In other words, residential fire insurance rates do not go down any further after a fire department has improved to Class 6,” Nick Campasano, Wake County Fire Services director, said in an email. “Class 1 (the best) through Class 6 residential fire insurance rates are the same.”
The department has two scores because it responds to both calls in the town and county.
Prior to 2010, the town was rated a 4 in town limits and 9 in the county. After Fire Station 4 was built on Spaceway Court, which serves a large part of the county, that rating dropped to a six in 2010. Fire Chief Matt Poole said at the next inspection his goal was to drop the rating to a 3 and a 5/9 E. The department surpassed that goal.
“Chief (Tim) Herman worked tirelessly with his group over the last three years,” Poole said.
Only 60 departments in the country are rated a 1. Two of those – Cary’s and Raleigh’s fire departments – are in Wake County. The Garner Fire Department was pretty close to a one, Poole said. The department is one of 750 fire departments in the country rated a 2 in town limits. That means they are one of the highest rated departments in the country. There are 22 fire departments in Wake County alone. Wendell’s fire department and Garner’s were the only 2’s in the county.
When asked what he thought about that, Poole smiled wide.
“That’s pretty damn good,” he said. “It far exceeded the expectations we set out.”
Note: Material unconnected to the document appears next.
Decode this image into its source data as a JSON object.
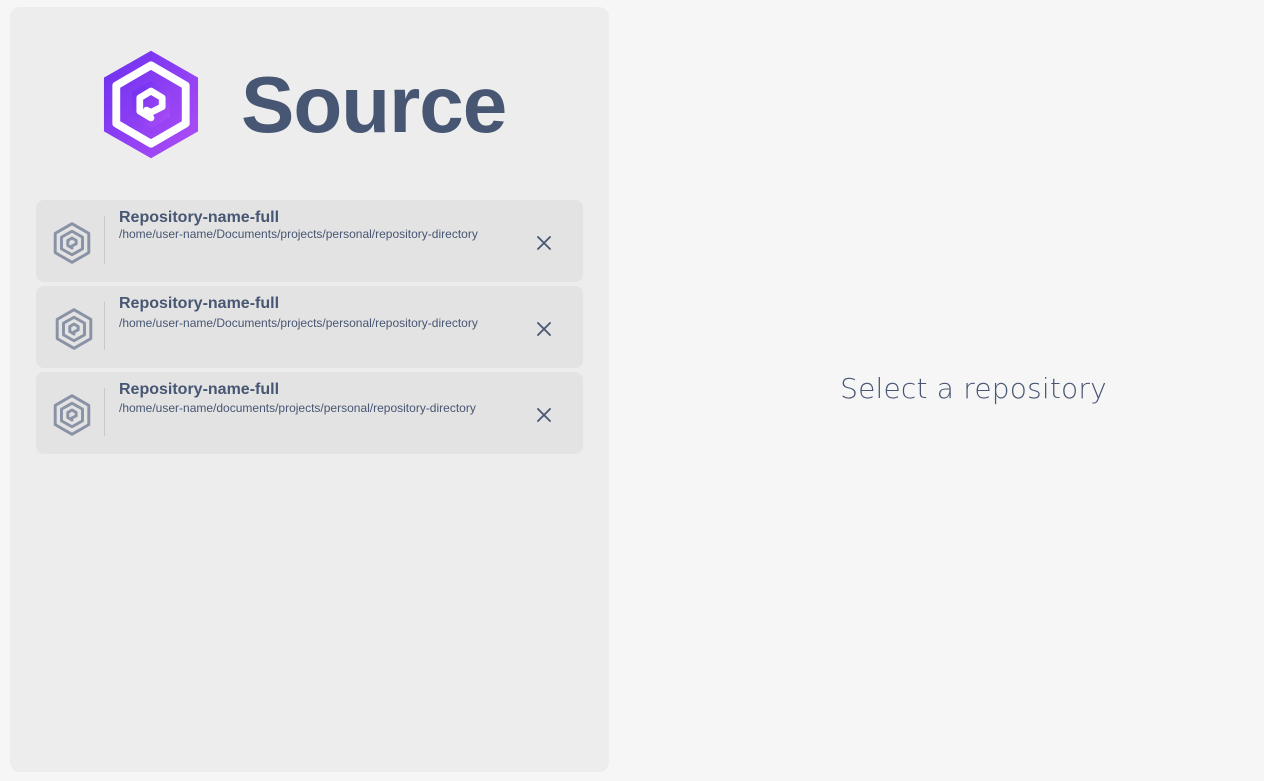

In order to get to a 1 rating, Poole said the department would probably have to hire more firefighters and build more fire stations. But a rating of 1 remains the goal.
The town and county have had discussions on building a new station on U.S. 401 within the next three to five years, to address concerns on that side of town. That area also has the potential for a lot of growth for the town. That station would likely be shared with Wake County EMS.
“Adding station five and possibly down the road a station six or adding some additional companies would definitely improve our deployment that would help that out,” Deputy Chief Tim Herman said.
Herman said the department made sure firefighters and trucks had all the necessary equipment needed for a good inspection. The department also stepped up its training, implementing a new program.
Herman said the primary reason the rating in the county is lower is because there are no fire hydrants in the county, and it may take a little longer to address county residents. The Garner Fire Department serves about 50,000 residents in the county and town.
The new grade takes effect Jan. 1. Business owners with commercial properties in Garner can contact their insurance companies to let them know of the improvement and ask how much they will save.
“I’d like to congratulate Chief Poole for the department’s performance and for the hard work of all the department members,” said Wayne Goodwin, commissioner of insurance for the State Department of Insurance. “The citizens in these districts should rest easy knowing they have a fine group of firefighters protecting them and their property in case of an emergency.”